Imagine a car for drivers with no track experience that accelerates past 200 mph faster than a Formula 1 race car. Expensive and not allowed on public roads, the Bugatti Bolide is the ultimate fantasy car. The Bolide doesn’t appear to be the V16-powered hypercar in development that Bugatti teased earlier this year because it will build on the brand’s proven 1,600 metric horsepower 8.0-liter W16 turbocharged engine.
Also, despite having antilock braking system (ABS) brakes, electronic stability programming (ESP), and road-car niceties not typically found on race cars, the Bolide won’t have a future street-legal incarnation. According to Bugatti, “… the Bolide represents a departure from the norm, a shift towards a completely different realm of driving that Bugatti hasn’t yet explored in its modern-day history.”
That statement begs a look at the company’s earlier history when, 100 years ago, it designed and engineered the Bugatti Type 35 solely for track performance.
Why an approachable track-only hypercar matters
Bugatti’s modern hypercars, such as the world speed record-shattering Chiron Super Sport 300 Coupe, Veyron Super Sport, and Bugatti W16 Mistral, were conceived as supreme road cars, extremely fast, engineered and designed to the utmost tolerances, and priced for fractional one-percenters. The Bolide’s departure may instead be a return.
We can look to the words in the Bolide news release for clues about Bugatti’s intentions. Press releases worldwide are recognized for their glorification and statements of promise.
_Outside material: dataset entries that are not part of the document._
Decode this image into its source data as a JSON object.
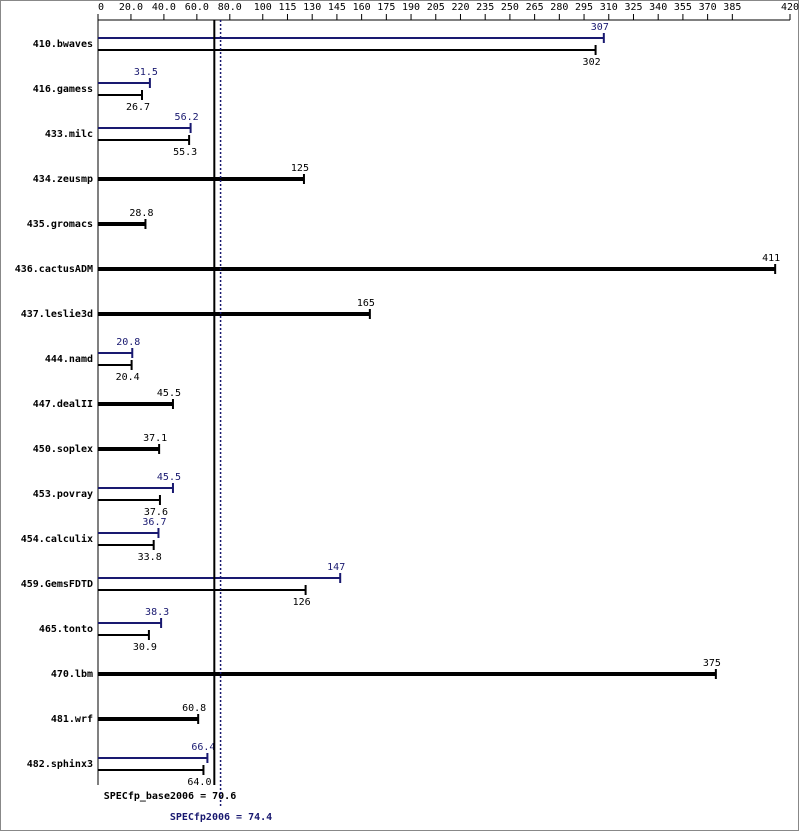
{
  "chart_data": {
    "type": "bar",
    "orientation": "horizontal",
    "categories": [
      "410.bwaves",
      "416.gamess",
      "433.milc",
      "434.zeusmp",
      "435.gromacs",
      "436.cactusADM",
      "437.leslie3d",
      "444.namd",
      "447.dealII",
      "450.soplex",
      "453.povray",
      "454.calculix",
      "459.GemsFDTD",
      "465.tonto",
      "470.lbm",
      "481.wrf",
      "482.sphinx3"
    ],
    "series": [
      {
        "color": "#191970",
        "values": [
          307,
          31.5,
          56.2,
          null,
          null,
          null,
          null,
          20.8,
          null,
          null,
          45.5,
          36.7,
          147,
          38.3,
          null,
          null,
          66.4
        ]
      },
      {
        "color": "#000000",
        "values": [
          302,
          26.7,
          55.3,
          125,
          28.8,
          411,
          165,
          20.4,
          45.5,
          37.1,
          37.6,
          33.8,
          126,
          30.9,
          375,
          60.8,
          64.0
        ],
        "value_labels": [
          "302",
          "26.7",
          "55.3",
          "125",
          "28.8",
          "411",
          "165",
          "20.4",
          "45.5",
          "37.1",
          "37.6",
          "33.8",
          "126",
          "30.9",
          "375",
          "60.8",
          "64.0"
        ]
      }
    ],
    "xlim": [
      0,
      420
    ],
    "xticks": [
      0,
      {
        "value": 20,
        "label": "20.0"
      },
      {
        "value": 40,
        "label": "40.0"
      },
      {
        "value": 60,
        "label": "60.0"
      },
      {
        "value": 80,
        "label": "80.0"
      },
      100,
      115,
      130,
      145,
      160,
      175,
      190,
      205,
      220,
      235,
      250,
      265,
      280,
      295,
      310,
      325,
      340,
      355,
      370,
      385,
      420
    ],
    "reference_lines": [
      {
        "label": "SPECfp_base2006 =",
        "value": 70.6,
        "color": "#000000",
        "style": "solid"
      },
      {
        "label": "SPECfp2006 =",
        "value": 74.4,
        "color": "#191970",
        "style": "dotted"
      }
    ]
  }
}
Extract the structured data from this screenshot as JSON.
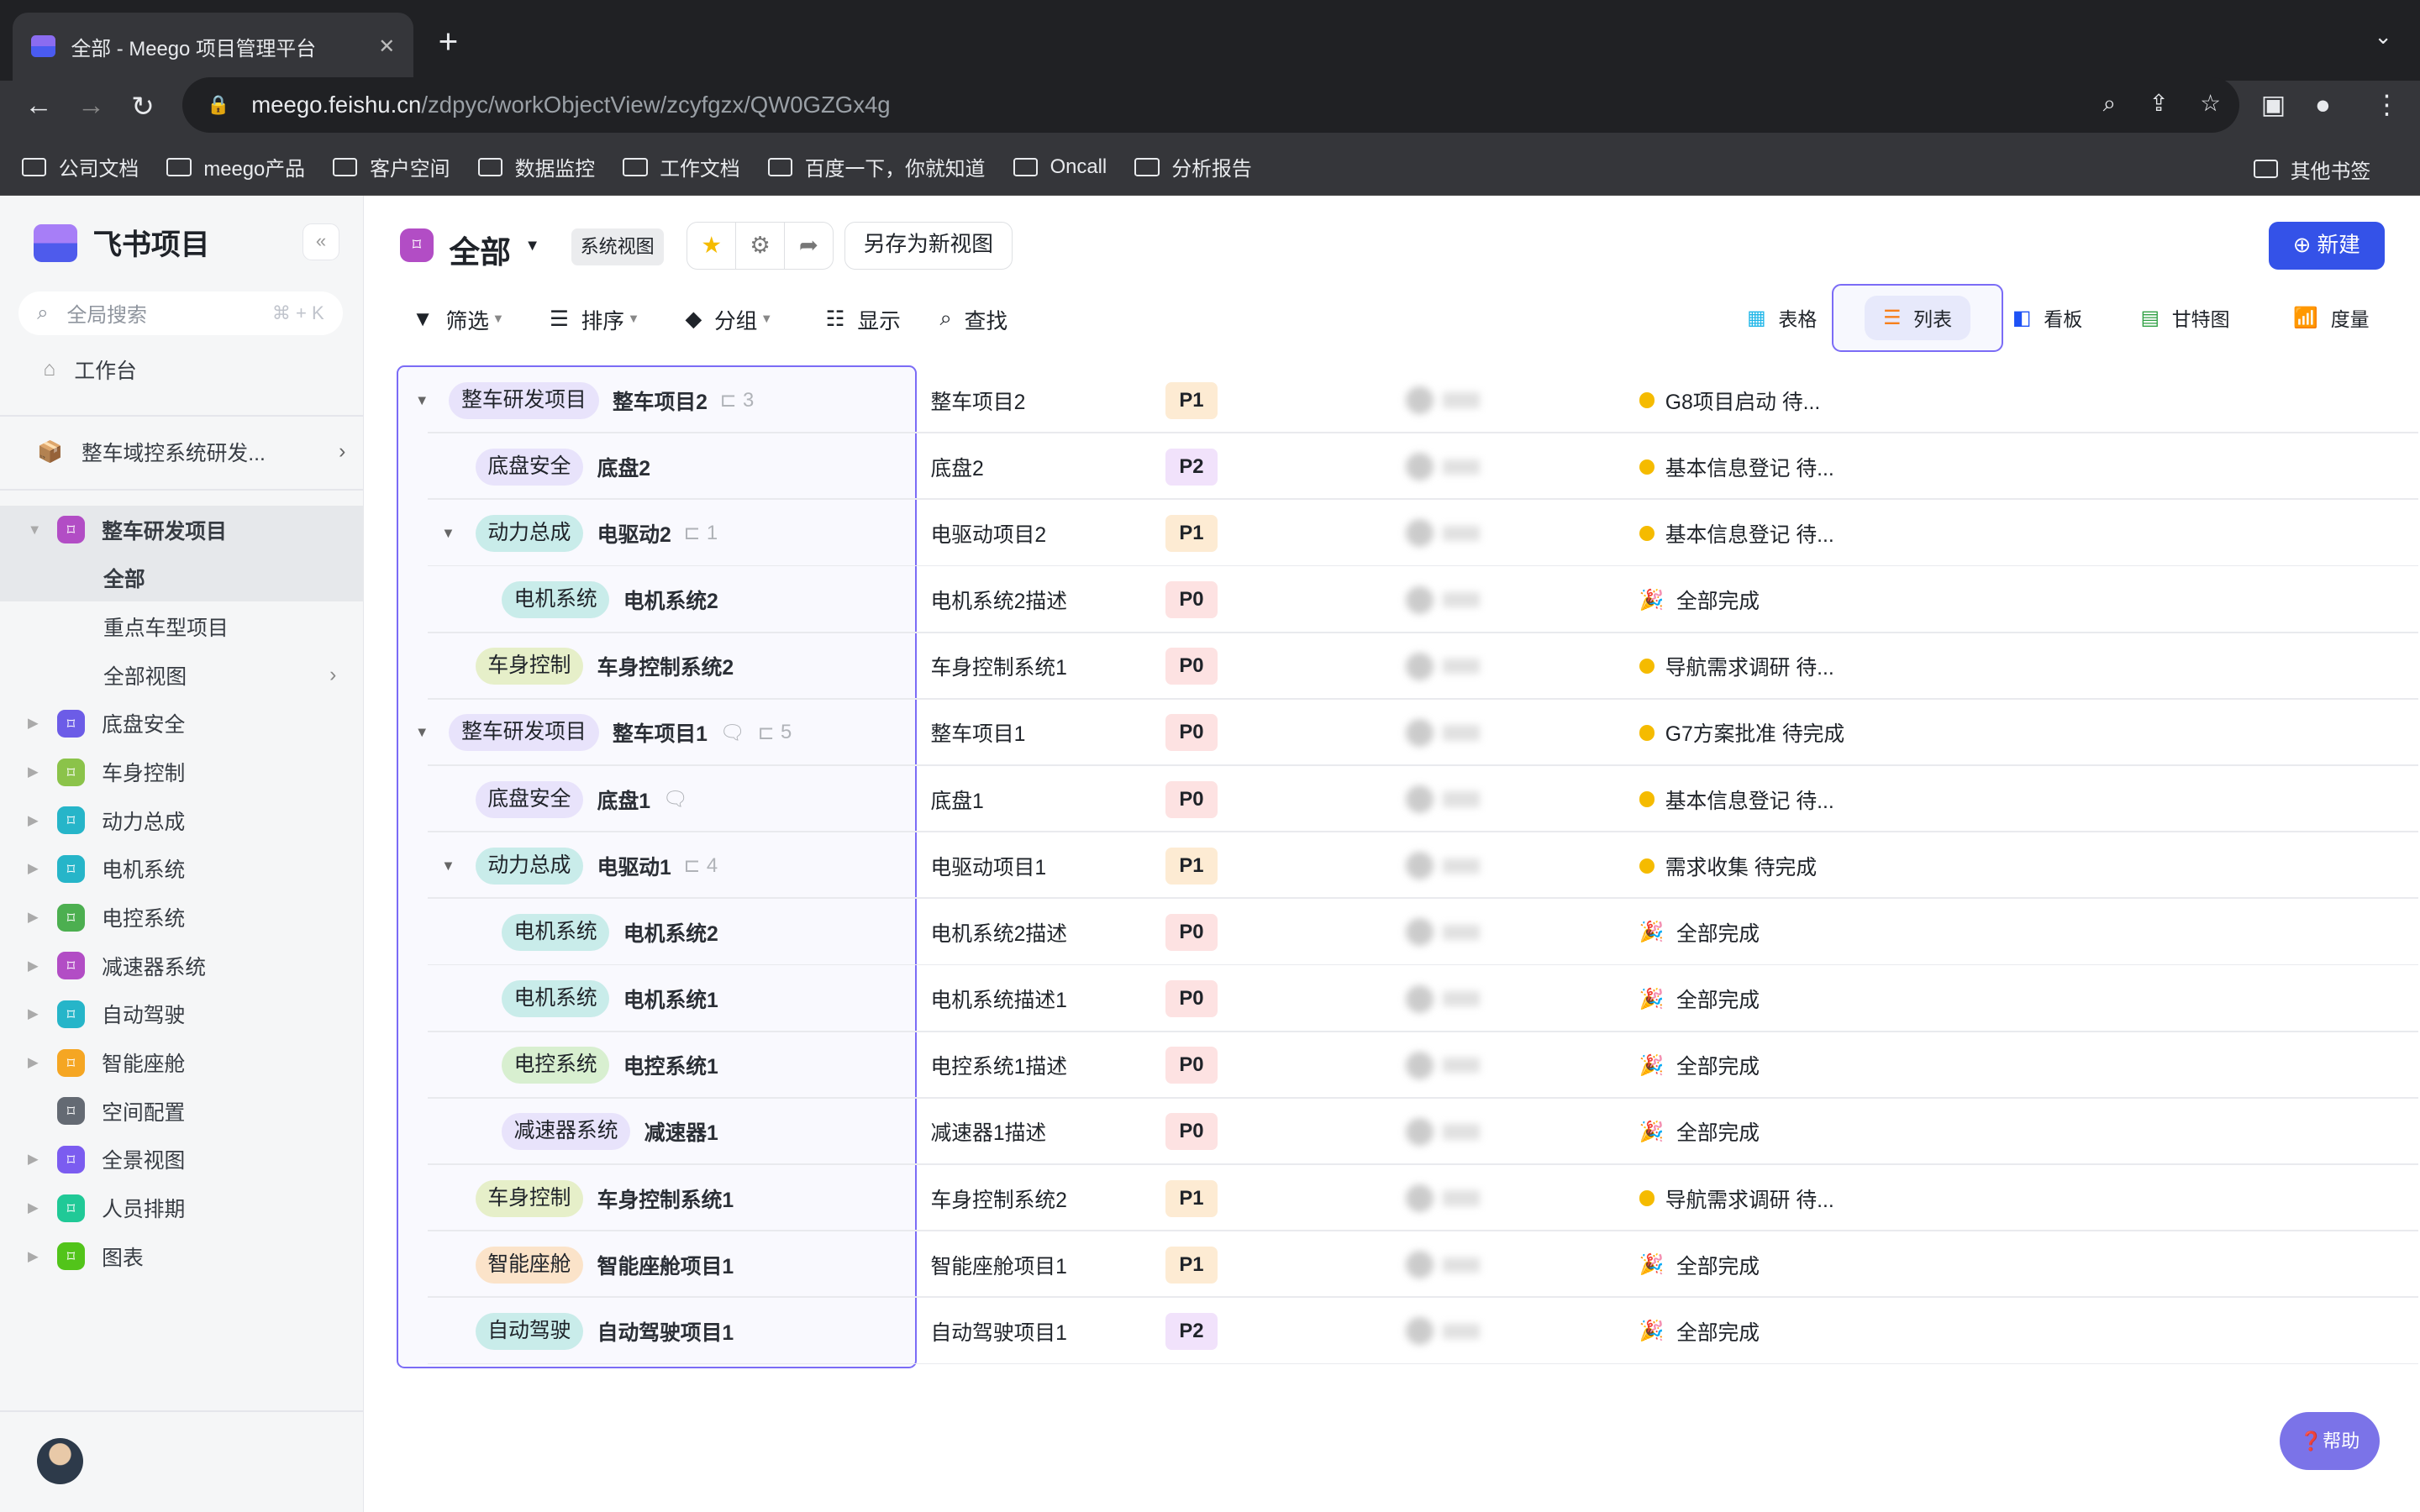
{
  "browser": {
    "tab_title": "全部 - Meego 项目管理平台",
    "url_host": "meego.feishu.cn",
    "url_path": "/zdpyc/workObjectView/zcyfgzx/QW0GZGx4g",
    "bookmarks": [
      "公司文档",
      "meego产品",
      "客户空间",
      "数据监控",
      "工作文档",
      "百度一下，你就知道",
      "Oncall",
      "分析报告"
    ],
    "other_bookmarks": "其他书签"
  },
  "sidebar": {
    "brand": "飞书项目",
    "search_placeholder": "全局搜索",
    "search_shortcut": "⌘ + K",
    "workbench": "工作台",
    "project": "整车域控系统研发...",
    "space": "整车研发项目",
    "subitems": [
      "全部",
      "重点车型项目",
      "全部视图"
    ],
    "items": [
      {
        "label": "底盘安全",
        "color": "#6c5ce7"
      },
      {
        "label": "车身控制",
        "color": "#8bc34a"
      },
      {
        "label": "动力总成",
        "color": "#26b5c9"
      },
      {
        "label": "电机系统",
        "color": "#26b5c9"
      },
      {
        "label": "电控系统",
        "color": "#4caf50"
      },
      {
        "label": "减速器系统",
        "color": "#b24dc5"
      },
      {
        "label": "自动驾驶",
        "color": "#26b5c9"
      },
      {
        "label": "智能座舱",
        "color": "#f5a623"
      },
      {
        "label": "空间配置",
        "color": "#646a73"
      },
      {
        "label": "全景视图",
        "color": "#7b5cf0"
      },
      {
        "label": "人员排期",
        "color": "#20c997"
      },
      {
        "label": "图表",
        "color": "#52c41a"
      }
    ]
  },
  "header": {
    "title": "全部",
    "badge": "系统视图",
    "save_as": "另存为新视图",
    "new": "新建"
  },
  "toolbar": {
    "filter": "筛选",
    "sort": "排序",
    "group": "分组",
    "display": "显示",
    "find": "查找"
  },
  "views": [
    {
      "label": "表格",
      "icon": "table-icon",
      "active": false
    },
    {
      "label": "列表",
      "icon": "list-icon",
      "active": true
    },
    {
      "label": "看板",
      "icon": "kanban-icon",
      "active": false
    },
    {
      "label": "甘特图",
      "icon": "gantt-icon",
      "active": false
    },
    {
      "label": "度量",
      "icon": "chart-icon",
      "active": false
    }
  ],
  "rows": [
    {
      "level": 0,
      "toggle": true,
      "tag": "整车研发项目",
      "tag_color": "#e8e3fb",
      "name": "整车项目2",
      "count": "3",
      "desc": "整车项目2",
      "priority": "P1",
      "status": "G8项目启动 待...",
      "done": false
    },
    {
      "level": 1,
      "toggle": false,
      "tag": "底盘安全",
      "tag_color": "#e8e3fb",
      "name": "底盘2",
      "desc": "底盘2",
      "priority": "P2",
      "status": "基本信息登记 待...",
      "done": false
    },
    {
      "level": 1,
      "toggle": true,
      "tag": "动力总成",
      "tag_color": "#c9ecea",
      "name": "电驱动2",
      "count": "1",
      "desc": "电驱动项目2",
      "priority": "P1",
      "status": "基本信息登记 待...",
      "done": false
    },
    {
      "level": 2,
      "toggle": false,
      "tag": "电机系统",
      "tag_color": "#c9ecea",
      "name": "电机系统2",
      "desc": "电机系统2描述",
      "priority": "P0",
      "status": "全部完成",
      "done": true
    },
    {
      "level": 1,
      "toggle": false,
      "tag": "车身控制",
      "tag_color": "#e6efc9",
      "name": "车身控制系统2",
      "desc": "车身控制系统1",
      "priority": "P0",
      "status": "导航需求调研 待...",
      "done": false
    },
    {
      "level": 0,
      "toggle": true,
      "tag": "整车研发项目",
      "tag_color": "#e8e3fb",
      "name": "整车项目1",
      "comment": true,
      "count": "5",
      "desc": "整车项目1",
      "priority": "P0",
      "status": "G7方案批准 待完成",
      "done": false
    },
    {
      "level": 1,
      "toggle": false,
      "tag": "底盘安全",
      "tag_color": "#e8e3fb",
      "name": "底盘1",
      "comment": true,
      "desc": "底盘1",
      "priority": "P0",
      "status": "基本信息登记 待...",
      "done": false
    },
    {
      "level": 1,
      "toggle": true,
      "tag": "动力总成",
      "tag_color": "#c9ecea",
      "name": "电驱动1",
      "count": "4",
      "desc": "电驱动项目1",
      "priority": "P1",
      "status": "需求收集 待完成",
      "done": false
    },
    {
      "level": 2,
      "toggle": false,
      "tag": "电机系统",
      "tag_color": "#c9ecea",
      "name": "电机系统2",
      "desc": "电机系统2描述",
      "priority": "P0",
      "status": "全部完成",
      "done": true
    },
    {
      "level": 2,
      "toggle": false,
      "tag": "电机系统",
      "tag_color": "#c9ecea",
      "name": "电机系统1",
      "desc": "电机系统描述1",
      "priority": "P0",
      "status": "全部完成",
      "done": true
    },
    {
      "level": 2,
      "toggle": false,
      "tag": "电控系统",
      "tag_color": "#d8efd0",
      "name": "电控系统1",
      "desc": "电控系统1描述",
      "priority": "P0",
      "status": "全部完成",
      "done": true
    },
    {
      "level": 2,
      "toggle": false,
      "tag": "减速器系统",
      "tag_color": "#e8e3fb",
      "name": "减速器1",
      "desc": "减速器1描述",
      "priority": "P0",
      "status": "全部完成",
      "done": true
    },
    {
      "level": 1,
      "toggle": false,
      "tag": "车身控制",
      "tag_color": "#e6efc9",
      "name": "车身控制系统1",
      "desc": "车身控制系统2",
      "priority": "P1",
      "status": "导航需求调研 待...",
      "done": false
    },
    {
      "level": 1,
      "toggle": false,
      "tag": "智能座舱",
      "tag_color": "#fbe3c9",
      "name": "智能座舱项目1",
      "desc": "智能座舱项目1",
      "priority": "P1",
      "status": "全部完成",
      "done": true
    },
    {
      "level": 1,
      "toggle": false,
      "tag": "自动驾驶",
      "tag_color": "#c9ecea",
      "name": "自动驾驶项目1",
      "desc": "自动驾驶项目1",
      "priority": "P2",
      "status": "全部完成",
      "done": true
    }
  ],
  "priority_colors": {
    "P0": "#fde2e2",
    "P1": "#fdebd3",
    "P2": "#f1e2fb"
  },
  "help": "帮助"
}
But, if we toss out those filters and take Bugatti’s statements about the Bolide at face value, what the company says is similar to the historic purpose of the 1924 Bugatti Type 35.
The Bugatti Bolide: for the track and only the track
Two themes emerge from the Bolide announcement: accessibility and dominance.
“Yet, the Bolide isn’t just about blistering lap times, it is also about accessibility.” – from the Bolide news release
“Everything about the car is completely different from what I have driven before. All cars are difficult to drive at their limit, but even at the limits of its capabilities, the Bugatti Bolide remains remarkably easy to drive… Even I found myself in a state of disbelief after my initial stint driving the Bolide.” – Andy Wallace, Bugatti Official Driver
“Not just focused on speed, each and every aspect is finely tuned for circuit dominance.” – Bolide news release
“In essence, the Bolide is a master in the art of the track.” – Bolide news release
In another 100 years, Bugatti may do it again
Hypercars driven on public roads are inspired by race cars. With the Bolide, Bugatti appears to have flipped that model around: it’s a race car inspired by road
Why can’t drivers be comfortable on the track? Stripping cars of non-essentials and creature comforts made sense when power was scarce. When there’s so much power available that aerodynamics serve to control it, adding back human comfort factors makes sense. Why should drivers suffer unnecessarily on the track?
Watch a few F1 Grand Prix races to learn that most crashes occur around corners. Bugatti stresses that in developing the Bolide, cornering, braking, and traction were more important than top speed.
If the 1924 Bugatti Type 35 track-only car was the model for every Bugatti in the past 100 years, perhaps the 2024 Bugatti Bolide is the model for the next century. One way to test this theory is to check back in 2124 to see if Bugatti designs and engineers another track-only car.